# VTA

In [1]:
import set_env

import os
import tvm
from tvm import te
import vta
import numpy as np

In [2]:
env = vta.get_env()

In [3]:
import json
config_path = f'{vta.environment.get_vta_hw_path()}/config/vta_config.json'
with open(config_path) as fp:
    cfg = json.load(fp)

cfg.update({'TARGET': 'sim'})
vta.environment.Environment.current = vta.environment.Environment(cfg)
env = vta.get_env()
env.target

ext_dev -keys=vta,cpu -device=vta -model=sim_1x16_i8w8a32_15_15_18_17

In [4]:
# 需要 TVM RPC 模块和 VTA 仿真器模块
from tvm import rpc
from tvm.contrib import utils
from vta.testing import simulator

# 从操作系统环境中读取 Pynq RPC 主机 IP 地址和端口号
host = os.environ.get("VTA_RPC_HOST", "192.168.2.99")
port = int(os.environ.get("VTA_RPC_PORT", "9091"))

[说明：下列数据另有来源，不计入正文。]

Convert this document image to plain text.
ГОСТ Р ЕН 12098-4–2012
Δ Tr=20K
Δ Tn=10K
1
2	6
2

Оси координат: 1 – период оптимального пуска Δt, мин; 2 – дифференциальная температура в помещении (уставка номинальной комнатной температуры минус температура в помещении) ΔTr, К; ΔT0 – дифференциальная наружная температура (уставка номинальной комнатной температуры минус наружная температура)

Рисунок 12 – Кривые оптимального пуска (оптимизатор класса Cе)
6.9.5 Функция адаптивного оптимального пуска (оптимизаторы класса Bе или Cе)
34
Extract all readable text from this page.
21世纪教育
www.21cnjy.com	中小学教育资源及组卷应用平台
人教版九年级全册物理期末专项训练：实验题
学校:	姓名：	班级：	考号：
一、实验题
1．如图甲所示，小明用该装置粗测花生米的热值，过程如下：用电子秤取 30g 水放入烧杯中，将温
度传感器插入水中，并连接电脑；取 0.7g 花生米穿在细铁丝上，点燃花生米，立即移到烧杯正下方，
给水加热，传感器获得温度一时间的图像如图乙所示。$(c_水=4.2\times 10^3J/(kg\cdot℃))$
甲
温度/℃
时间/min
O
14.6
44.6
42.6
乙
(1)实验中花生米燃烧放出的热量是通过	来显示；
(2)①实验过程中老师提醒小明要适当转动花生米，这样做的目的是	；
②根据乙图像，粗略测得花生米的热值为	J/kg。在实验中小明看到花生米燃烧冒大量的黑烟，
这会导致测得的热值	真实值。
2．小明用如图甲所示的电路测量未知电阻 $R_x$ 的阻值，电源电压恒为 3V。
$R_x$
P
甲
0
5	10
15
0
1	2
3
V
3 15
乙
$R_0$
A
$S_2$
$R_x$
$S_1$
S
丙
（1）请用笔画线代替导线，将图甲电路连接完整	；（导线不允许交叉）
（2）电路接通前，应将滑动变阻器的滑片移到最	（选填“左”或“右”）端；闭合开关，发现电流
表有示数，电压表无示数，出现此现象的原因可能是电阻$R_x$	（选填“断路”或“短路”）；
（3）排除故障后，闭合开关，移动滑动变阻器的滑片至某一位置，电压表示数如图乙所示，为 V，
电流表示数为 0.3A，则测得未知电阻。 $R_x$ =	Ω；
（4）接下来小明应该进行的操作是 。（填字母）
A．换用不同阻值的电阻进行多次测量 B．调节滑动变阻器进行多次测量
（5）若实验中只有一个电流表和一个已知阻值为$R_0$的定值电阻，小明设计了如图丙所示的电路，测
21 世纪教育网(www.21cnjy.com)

# 在 Pynq 上配置 bitstream 和 runtime 系统，以匹配 vta_config.json 文件指定的 VTA 配置
if env.TARGET == "pynq" or env.TARGET == "de10nano":

    # 确保使用 RPC=1 编译 TVM
    assert tvm.runtime.enabled("rpc")
    remote = rpc.connect(host, port)

    # 重新配置 JIT 运行时
    vta.reconfig_runtime(remote)

    # 用预编译的 VTA bitstream 编程 FPGA。
    # 通过将路径传递到 bitstream 文件而不是 None，
    # 您可以使用自己的自定义 bitstream 来编程 FPGA。
    vta.program_fpga(remote, bitstream=None)

# 在仿真模式下，本地托管 RPC 服务器。
elif env.TARGET in ("sim", "tsim", "intelfocl"):
    remote = rpc.LocalSession()

    if env.TARGET in ["intelfocl"]:
        # 编程 intelfocl aocx 
        vta.program_fpga(remote, bitstream="vta.bitstream")

In [5]:
# 输出通道因子 m - 总计 64 x 16 = 1024 输出通道
m = 64
# Batch 因子 o - 总计 1 x 1 = 1
o = 1
# tiled 数据格式的占位符张量 A
A = te.placeholder((o, m, env.BATCH, env.BLOCK_OUT), name="A", dtype=env.acc_dtype)
# tiled 数据格式的占位符张量 B
B = te.placeholder((o, m, env.BATCH, env.BLOCK_OUT), name="B", dtype=env.acc_dtype)

In [6]:
# A copy buffer
A_buf = te.compute((o, m, env.BATCH, env.BLOCK_OUT), lambda *i: A(*i), "A_buf")
# B copy buffer
B_buf = te.compute((o, m, env.BATCH, env.BLOCK_OUT), lambda *i: B(*i), "B_buf")

In [7]:
# Describe the in-VTA vector addition
C_buf = te.compute(
    (o, m, env.BATCH, env.BLOCK_OUT),
    lambda *i: A_buf(*i).astype(env.acc_dtype) + B_buf(*i).astype(env.acc_dtype),
    name="C_buf",
)

In [8]:
# Cast to output type, and send to main memory
C = te.compute(
    (o, m, env.BATCH, env.BLOCK_OUT), lambda *i: C_buf(*i).astype(env.inp_dtype), name="C"
)

In [9]:
# Let's take a look at the generated schedule
s = te.create_schedule(C.op)

print(tvm.lower(s, [A, B, C], simple_mode=True))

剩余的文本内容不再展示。